By Year 2: At least 3 additional regional campaigns have launched using adapted versions of the toolkit. The cross-region peer network is active.

By Year 3: The first non-IBEW trade campaign — sheet metal, plumbing, or another international facing a substandard-arrangement attack — adapts and deploys the toolkit. The pattern is recognized as cross-trade, not single-union.

By Year 5: A national network of 6–12 active regional campaigns operates. State legislation has passed in 2–4 states. Federal precedent has been established. The substandard-arrangement model, once a growth strategy in the construction labor market, has become structurally constrained in most of the country.
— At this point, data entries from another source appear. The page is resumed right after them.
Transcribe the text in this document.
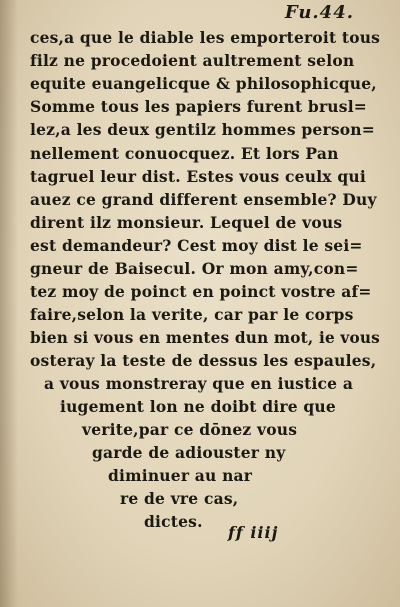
Fu.44.
ces,a que le diable les emporteroit tous
filz ne procedoient aultrement selon
equite euangelicque & philosophicque,
Somme tous les papiers furent brusl=
lez,a les deux gentilz hommes person=
nellement conuocquez. Et lors Pan
tagruel leur dist. Estes vous ceulx qui
auez ce grand different ensemble? Duy
dirent ilz monsieur. Lequel de vous
est demandeur? Cest moy dist le sei=
gneur de Baisecul. Or mon amy,con=
tez moy de poinct en poinct vostre af=
faire,selon la verite, car par le corps
bien si vous en mentes dun mot, ie vous
osteray la teste de dessus les espaules,
a vous monstreray que en iustice a
iugement lon ne doibt dire que
verite,par ce dōnez vous
garde de adiouster ny
diminuer au nar
re de vre cas,
dictes.
ff iiij
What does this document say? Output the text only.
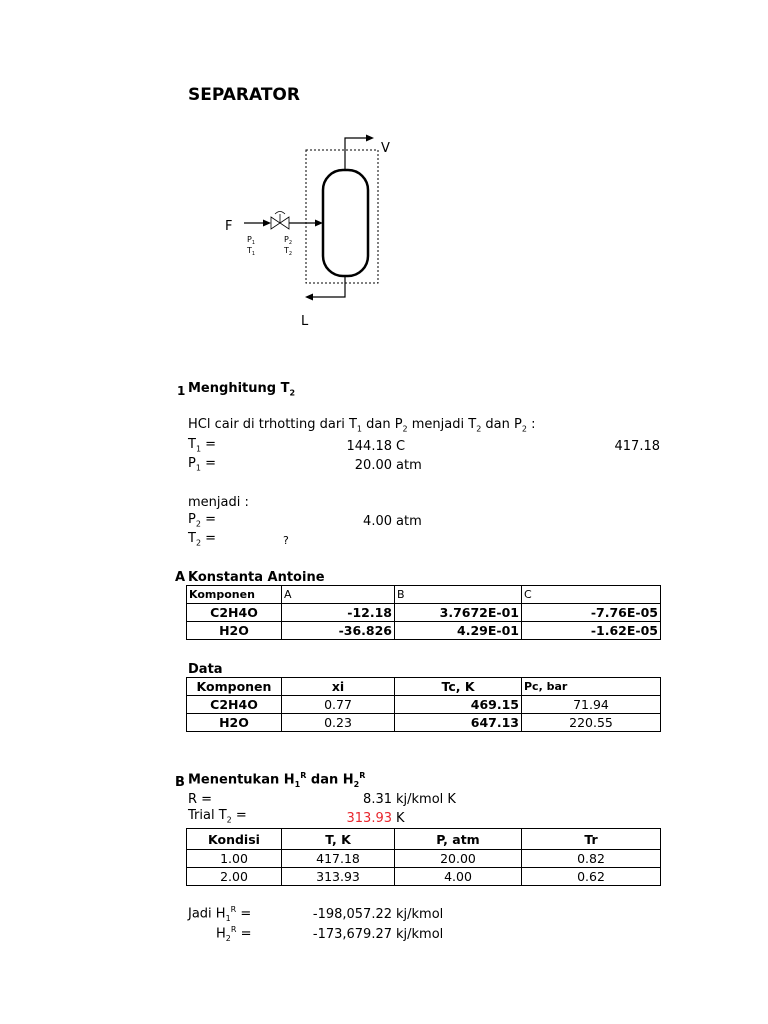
SEPARATOR
V
L
F
$P_1$
$T_1$
$P_2$
$T_2$
1 Menghitung $T_2$
HCl cair di trhotting dari $T_1$ dan $P_2$ menjadi $T_2$ dan $P_2$ :
$T_1$ =	144.18 C	417.18
$P_1$ =	20.00 atm
menjadi :
$P_2$ =	4.00 atm
$T_2$ =	?
A Konstanta Antoine
Komponen	A	B	C
C2H4O	-12.18	3.7672E-01	-7.76E-05
H2O	-36.826	4.29E-01	-1.62E-05
Data
Komponen	xi	Tc, K	Pc, bar
C2H4O	0.77	469.15	71.94
H2O	0.23	647.13	220.55
B Menentukan $H_1^R$ dan $H_2^R$
R =	8.31 kj/kmol K
Trial $T_2$ =	313.93 K
Kondisi	T, K	P, atm	Tr
1.00	417.18	20.00	0.82
2.00	313.93	4.00	0.62
Jadi $H_1^R$ =	-198,057.22 kj/kmol
$H_2^R$ =	-173,679.27 kj/kmol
The St. Louis campaign — whatever its individual outcome — has made the next 100 campaigns easier.

That is the larger stakes. That is why this toolkit exists.


PART 7 — Getting Started

If you are an IBEW jurisdiction, building trade local, or labor coalition reading this for the first time and considering whether to deploy the framework in your region:

Step 1. Read this toolkit and the source campaign’s full packet (17 documents). Estimated reading time: 6–10 hours. Do it before making any commitments.

Step 2. Convene your relevant Business Managers and senior staff. Share the materials. Discuss whether the pattern matches your situation.

Step 3. Run the 30-day regional diagnostic per Part 3 of this toolkit. The diagnostic costs little; the campaign costs much. Do not commit to the campaign without completing the diagnostic.

Step 4. Contact the source campaign’s committee (see contact below) for a consultative conversation. We will share what we have learned, take your questions, and offer honest assessment. We are not selling anything. We are offering the experience of having done this.

Step 5. Make your decision deliberately. If the answer is yes, the source packet’s 90-day launch schedule begins.


PART 8 — Contact

The source campaign committee: Respect the Craft — Pay the Standard IBEW Locals 1, 2, 309, 453, 649, 124 [Address] [Phone] [Email] [Campaign URL]

For consultation: A standing offer to any labor organization considering a campaign of this kind: a confidential call with the source campaign’s lead organizers. Initial conversation, no commitment. Reach out through the contact above.

For toolkit updates: [URL for the current version of this toolkit, maintained by the cross-region peer network.]


This toolkit is offered freely to the labor movement. Adapt it to your needs. Improve it where you can. Share what you learn. The principle behind every page is simple: when one union starts undercutting another’s standards, the entire movement is implicated, and the response must be coordinated, well-funded, and built to last. The work is hard. The work is winnable. Do it well.